# Brakes slip at low speed



## MaSeDoGG (Jan 22, 2004)

When I am at parking lot speeds, I will press the brakes and it will feel rock hard, but my car will still be moving. I noticed it first when I was in reverse, but it also does it in forward. 

The car is an automatic tiptronic. Has TT front brakes but it did it also with the stock rotors. Pads look fine, but braking could be improved all around. I didn't notice a massive difference with the TT upgrade. 

Does it need a brake flush or a new brake booster? Abs? 

Any ideas or suggestions would be great. Thanks!


----------



## VWBugman00 (Mar 17, 2009)

MaSeDoGG said:


> When I am at parking lot speeds, I will press the brakes and it will feel rock hard, but my car will still be moving. I noticed it first when I was in reverse, but it also does it in forward.
> 
> The car is an automatic tiptronic. Has TT front brakes but it did it also with the stock rotors. Pads look fine, but braking could be improved all around. I didn't notice a massive difference with the TT upgrade.
> 
> ...


First, please stop driving until you've got this figured out. No accidents allowed!

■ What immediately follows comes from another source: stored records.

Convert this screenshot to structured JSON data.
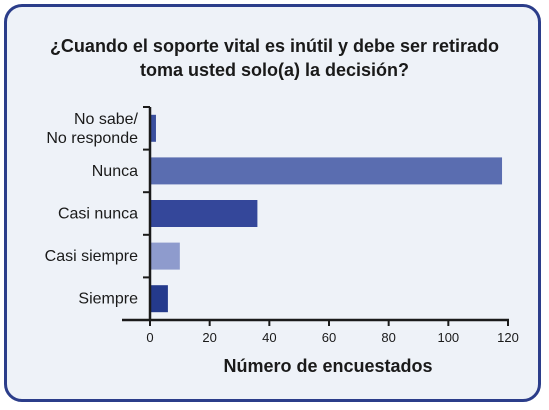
{
  "colors": {
    "frame": "#2b3d8a",
    "background": "#eef2f8",
    "axis": "#1a1a1a"
  },
  "chart_data": {
    "type": "bar",
    "orientation": "horizontal",
    "title": [
      "¿Cuando el soporte vital es inútil y debe ser retirado",
      "toma usted solo(a) la decisión?"
    ],
    "xlabel": "Número de encuestados",
    "ylabel": "",
    "xlim": [
      0,
      120
    ],
    "xticks": [
      0,
      20,
      40,
      60,
      80,
      100,
      120
    ],
    "grid": false,
    "categories": [
      {
        "label": [
          "No sabe/",
          "No responde"
        ],
        "value": 2,
        "color": "#3a4f9e"
      },
      {
        "label": [
          "Nunca"
        ],
        "value": 118,
        "color": "#5a6db0"
      },
      {
        "label": [
          "Casi nunca"
        ],
        "value": 36,
        "color": "#34479a"
      },
      {
        "label": [
          "Casi siempre"
        ],
        "value": 10,
        "color": "#8e9bcd"
      },
      {
        "label": [
          "Siempre"
        ],
        "value": 6,
        "color": "#243a8c"
      }
    ]
  }
}
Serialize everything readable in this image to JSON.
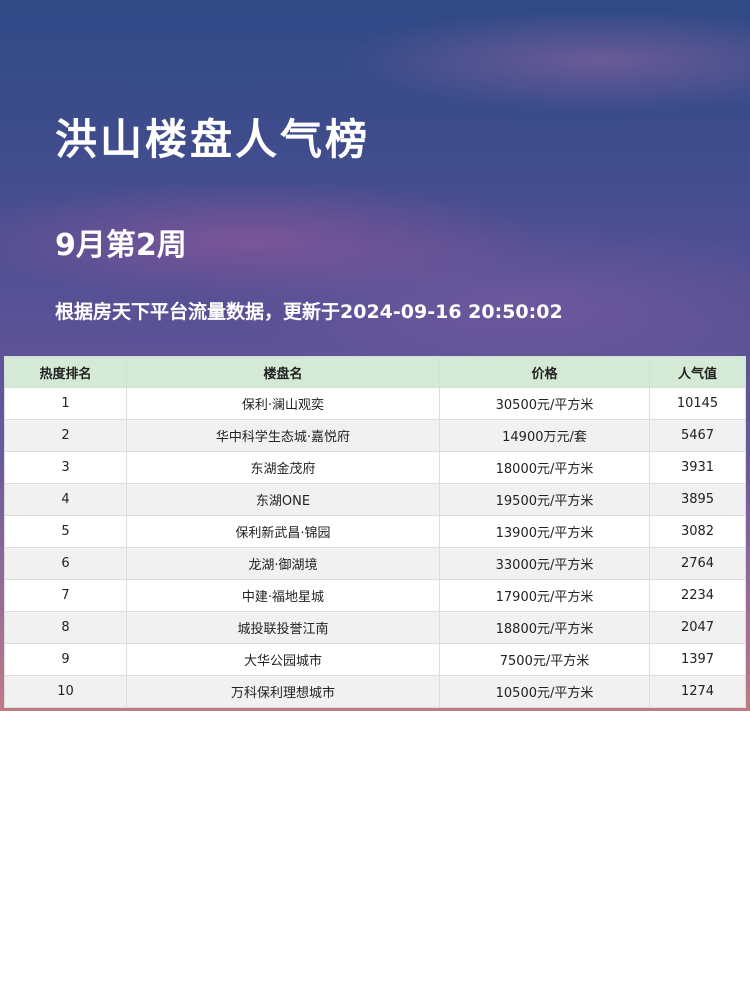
{
  "title": "洪山楼盘人气榜",
  "week": "9月第2周",
  "subtitle": "根据房天下平台流量数据，更新于2024-09-16 20:50:02",
  "table": {
    "headers": [
      "热度排名",
      "楼盘名",
      "价格",
      "人气值"
    ],
    "rows": [
      [
        "1",
        "保利·澜山观奕",
        "30500元/平方米",
        "10145"
      ],
      [
        "2",
        "华中科学生态城·嘉悦府",
        "14900万元/套",
        "5467"
      ],
      [
        "3",
        "东湖金茂府",
        "18000元/平方米",
        "3931"
      ],
      [
        "4",
        "东湖ONE",
        "19500元/平方米",
        "3895"
      ],
      [
        "5",
        "保利新武昌·锦园",
        "13900元/平方米",
        "3082"
      ],
      [
        "6",
        "龙湖·御湖境",
        "33000元/平方米",
        "2764"
      ],
      [
        "7",
        "中建·福地星城",
        "17900元/平方米",
        "2234"
      ],
      [
        "8",
        "城投联投誉江南",
        "18800元/平方米",
        "2047"
      ],
      [
        "9",
        "大华公园城市",
        "7500元/平方米",
        "1397"
      ],
      [
        "10",
        "万科保利理想城市",
        "10500元/平方米",
        "1274"
      ]
    ]
  },
  "colors": {
    "header_bg": "#d4ead6",
    "banner_top": "#2f4a86",
    "banner_bottom": "#c07a84"
  }
}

Now, it sounds to me like you may have a vacuum leak on your brake booster. I'd go get some ether (starting fluid) and spray the vacuum line from the booster to the intake manifold while the car is running. If it jumps or hesitates, you've got a leak on that line. Replace it, and check again. If that isn't it, try bleeding it. If it's not that, I'm not sure. Could be a brake booster, and I hope it's not, they're a pain to change.


----------



## DC Jetta Guy (Jul 31, 2004)

Look at this post...it has a pic of what is likely the problem and is easy to fix:

http://forums.vwvortex.com/showthread.php?5951521-What-is-this-hose-for


----------



## KG18t (Aug 9, 2006)

Is the pedal normal at higher speeds? When the pedal is like that at parking lot speeds, is there any accompanying noise? Does it pulse at all?


----------



## MaSeDoGG (Jan 22, 2004)

I meant to report back in this thread. I had another thread made in the MK4 section. 

It turned out the be a cracked brake booster vacuum pump hose w/ check valve. It is only on cars with automatic transmissions. The pump is located up under the subframe by the downpipe (and is sort of a hassle to get to).

Not exactly sure what the part number on my car was, but it has since been revised and updated to P/N: 1J0612041FQ


I got the hose at ECS for $67.91


----------



## VWBugman00 (Mar 17, 2009)

MaSeDoGG said:


> I meant to report back in this thread. I had another thread made in the MK4 section.
> 
> It turned out the be a cracked brake booster vacuum pump hose w/ check valve. It is only on cars with automatic transmissions. The pump is located up under the subframe by the downpipe (and is sort of a hassle to get to).
> 
> ...


Glad to hear it's fixed :thumbup:


----------